Le gouvernement annonce, depuis au moins deux ans, à intervalles réguliers, son intention de réformer en profondeur l'Inspection générale des finances, mais on ne voit toujours rien venir. Dernier communiqué en date à ce sujet, celui du ministère des Finances daté du 26 septembre 2007, largement repris par les médias, tombé comme un cheveu dans la soupe, et qui s'ajoute aux précédents communiqués, mais rien de bien concret. Ce communiqué fait même allusion à une instruction du chef du gouvernement datée du... 12 mars 2007 ! Il faut plus de 6 mois au ministère des Finances pour commencer à appliquer une instruction qui, en plus, n'a jamais été rendue publique. Retour en arrière. Il était une fois en mars 1980… La création de l'Inspection générale des finances (IGF) remonte au
1er mars 1980 (décret exécutif n°80-53) en même temps que celle de la
Cour des comptes (CDC) et de la loi portant contrôle par l'APN. Le JO n°
10 du 4 mars 1980 était consacré entièrement à ces 3 dispositifs.

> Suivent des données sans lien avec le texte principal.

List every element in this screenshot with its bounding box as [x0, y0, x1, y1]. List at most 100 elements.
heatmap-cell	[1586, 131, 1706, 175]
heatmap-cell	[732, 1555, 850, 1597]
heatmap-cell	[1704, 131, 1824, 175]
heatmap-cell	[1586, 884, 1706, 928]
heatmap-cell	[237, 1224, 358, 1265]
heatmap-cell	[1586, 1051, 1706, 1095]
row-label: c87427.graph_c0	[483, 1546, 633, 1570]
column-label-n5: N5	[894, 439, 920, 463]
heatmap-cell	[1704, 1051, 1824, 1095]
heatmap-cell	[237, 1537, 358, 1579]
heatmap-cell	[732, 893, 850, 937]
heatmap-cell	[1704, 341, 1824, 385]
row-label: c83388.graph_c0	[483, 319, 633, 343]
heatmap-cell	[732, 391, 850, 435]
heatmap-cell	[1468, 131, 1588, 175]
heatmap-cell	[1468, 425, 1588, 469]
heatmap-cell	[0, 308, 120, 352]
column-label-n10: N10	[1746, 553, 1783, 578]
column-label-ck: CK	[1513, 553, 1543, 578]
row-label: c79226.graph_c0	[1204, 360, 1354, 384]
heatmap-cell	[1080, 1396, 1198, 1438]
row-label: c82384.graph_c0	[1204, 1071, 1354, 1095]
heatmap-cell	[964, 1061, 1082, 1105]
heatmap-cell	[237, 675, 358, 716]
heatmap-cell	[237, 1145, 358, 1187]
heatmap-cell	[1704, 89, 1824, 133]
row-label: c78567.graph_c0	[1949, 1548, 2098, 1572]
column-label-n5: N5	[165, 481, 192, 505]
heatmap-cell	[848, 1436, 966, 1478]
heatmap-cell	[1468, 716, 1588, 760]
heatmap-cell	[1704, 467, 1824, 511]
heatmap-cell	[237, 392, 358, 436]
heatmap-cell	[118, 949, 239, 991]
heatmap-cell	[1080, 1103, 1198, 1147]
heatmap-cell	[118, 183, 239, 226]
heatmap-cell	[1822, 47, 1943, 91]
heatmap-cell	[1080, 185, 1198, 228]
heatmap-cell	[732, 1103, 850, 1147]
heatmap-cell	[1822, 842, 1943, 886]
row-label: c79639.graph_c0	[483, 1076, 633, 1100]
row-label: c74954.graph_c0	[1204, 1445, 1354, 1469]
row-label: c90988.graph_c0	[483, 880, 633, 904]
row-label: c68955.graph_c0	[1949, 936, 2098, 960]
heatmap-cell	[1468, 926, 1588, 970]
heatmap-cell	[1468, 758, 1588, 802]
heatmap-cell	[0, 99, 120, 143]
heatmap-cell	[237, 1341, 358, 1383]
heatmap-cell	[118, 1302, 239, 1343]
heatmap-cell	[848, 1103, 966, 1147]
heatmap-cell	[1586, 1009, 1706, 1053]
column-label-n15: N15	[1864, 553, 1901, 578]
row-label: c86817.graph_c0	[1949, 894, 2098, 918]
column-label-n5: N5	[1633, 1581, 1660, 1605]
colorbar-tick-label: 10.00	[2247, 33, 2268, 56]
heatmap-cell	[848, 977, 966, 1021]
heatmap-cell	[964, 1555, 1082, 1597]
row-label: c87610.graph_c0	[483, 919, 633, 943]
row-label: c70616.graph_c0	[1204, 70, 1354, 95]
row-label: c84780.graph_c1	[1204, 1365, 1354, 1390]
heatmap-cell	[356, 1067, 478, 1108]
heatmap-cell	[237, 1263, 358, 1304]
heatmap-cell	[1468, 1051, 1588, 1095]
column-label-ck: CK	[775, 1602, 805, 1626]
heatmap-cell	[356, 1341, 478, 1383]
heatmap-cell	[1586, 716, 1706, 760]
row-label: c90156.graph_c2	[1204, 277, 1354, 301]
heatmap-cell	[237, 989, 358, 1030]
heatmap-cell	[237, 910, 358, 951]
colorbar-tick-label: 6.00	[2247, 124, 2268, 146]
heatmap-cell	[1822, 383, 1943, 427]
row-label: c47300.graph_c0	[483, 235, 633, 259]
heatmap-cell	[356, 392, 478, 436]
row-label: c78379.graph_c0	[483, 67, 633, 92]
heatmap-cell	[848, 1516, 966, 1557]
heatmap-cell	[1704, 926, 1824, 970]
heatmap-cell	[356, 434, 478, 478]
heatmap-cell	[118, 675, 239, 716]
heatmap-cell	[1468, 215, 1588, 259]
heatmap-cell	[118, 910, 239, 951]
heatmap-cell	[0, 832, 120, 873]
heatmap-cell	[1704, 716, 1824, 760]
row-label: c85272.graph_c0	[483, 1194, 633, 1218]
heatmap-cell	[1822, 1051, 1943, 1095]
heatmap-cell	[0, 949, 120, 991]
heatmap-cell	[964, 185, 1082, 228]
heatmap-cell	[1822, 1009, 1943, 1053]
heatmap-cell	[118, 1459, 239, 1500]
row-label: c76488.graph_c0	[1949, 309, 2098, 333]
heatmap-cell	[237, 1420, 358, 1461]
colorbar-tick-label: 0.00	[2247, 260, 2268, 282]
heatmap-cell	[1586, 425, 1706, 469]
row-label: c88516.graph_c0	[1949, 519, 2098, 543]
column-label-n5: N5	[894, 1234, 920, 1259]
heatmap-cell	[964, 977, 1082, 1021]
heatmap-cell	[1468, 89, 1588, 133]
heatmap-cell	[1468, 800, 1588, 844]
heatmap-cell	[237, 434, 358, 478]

Vingt-sept années plus tard, le bilan de ces trois organes de contrôle
est bien maigre. Plus grave encore, ces fonctions de contrôle ont été
souvent détournées, perverties, voire corrompues. Le décret de l'IGF de
1980 a été remplacé par celui du 22 février 1992 (JO n°15 du 26 février
1992) : le changement dans la continuité des... affaires ! Début 2000,
le président Bouteflika veut à son tour réformer la fonction de contrôle
en introduisant la “spécialisation” du contrôle, proposée par la
commission Sbih sur la réforme des institutions de l'Etat. Le contrôle
pour le compte de l'Etat serait réparti en quatre subdivisions :
l’inspection des affaires sociales, l’inspection des affaires
économiques, l’inspection des affaires administratives et
l’administration des affaires financières. C'est le dispositif qui
prévaut actuellement en France. Plus rien de concret depuis. Jusqu'à
l'année 2006 où, finalement, le chef de l'Etat se contentera d'essayer
de réformer l'IGF en lui attribuant de nouvelles missions, alors qu'il
lui faut d'abord plus de moyens, une indépendance effective vis-à-vis de
l'exécutif et surtout des fonctionnaires compétents et intègres. Les
maux sont connus. Mais là aussi, dépoussiérer cette “vieille dame
indigne” n'est pas chose aisée : les résistances au changement sont
terribles. Les déclarations officielles se sont multipliées, ces
derniers mois, Conseil des ministres, Conseil du gouvernement, comité
interministériel, communiqués, etc. Les annonces se succèdent, mais on
ne voit rien venir. Un projet de révision du statut de l'IGF serait en
voie de maturation depuis le mois de février 2006, selon le ministre des
Finances. Une année plus tard, toujours rien. Ci-dessous un survol
chronologique.
29 octobre 2006. Auditions président- gouvernement : le secteur
des finances est passé en revue. Extrait du communiqué officiel à propos
de l'IGF : “En complément du contrôle interne, le renforcement du
contrôle externe par l'Inspection générale des finances (IGF) induit,
d'une part, la mise à jour des textes la régissant pour adapter ses
attributions et son mode de fonctionnement au nouvel environnement
institutionnel et, d'autre part, l'amélioration de ses moyens
opérationnels d'intervention. Les nouveaux statuts en cours
d'élaboration doivent, par ailleurs, permettre l'adéquation des moyens
humains avec le volume, la nature et la qualité de son plan de charge.”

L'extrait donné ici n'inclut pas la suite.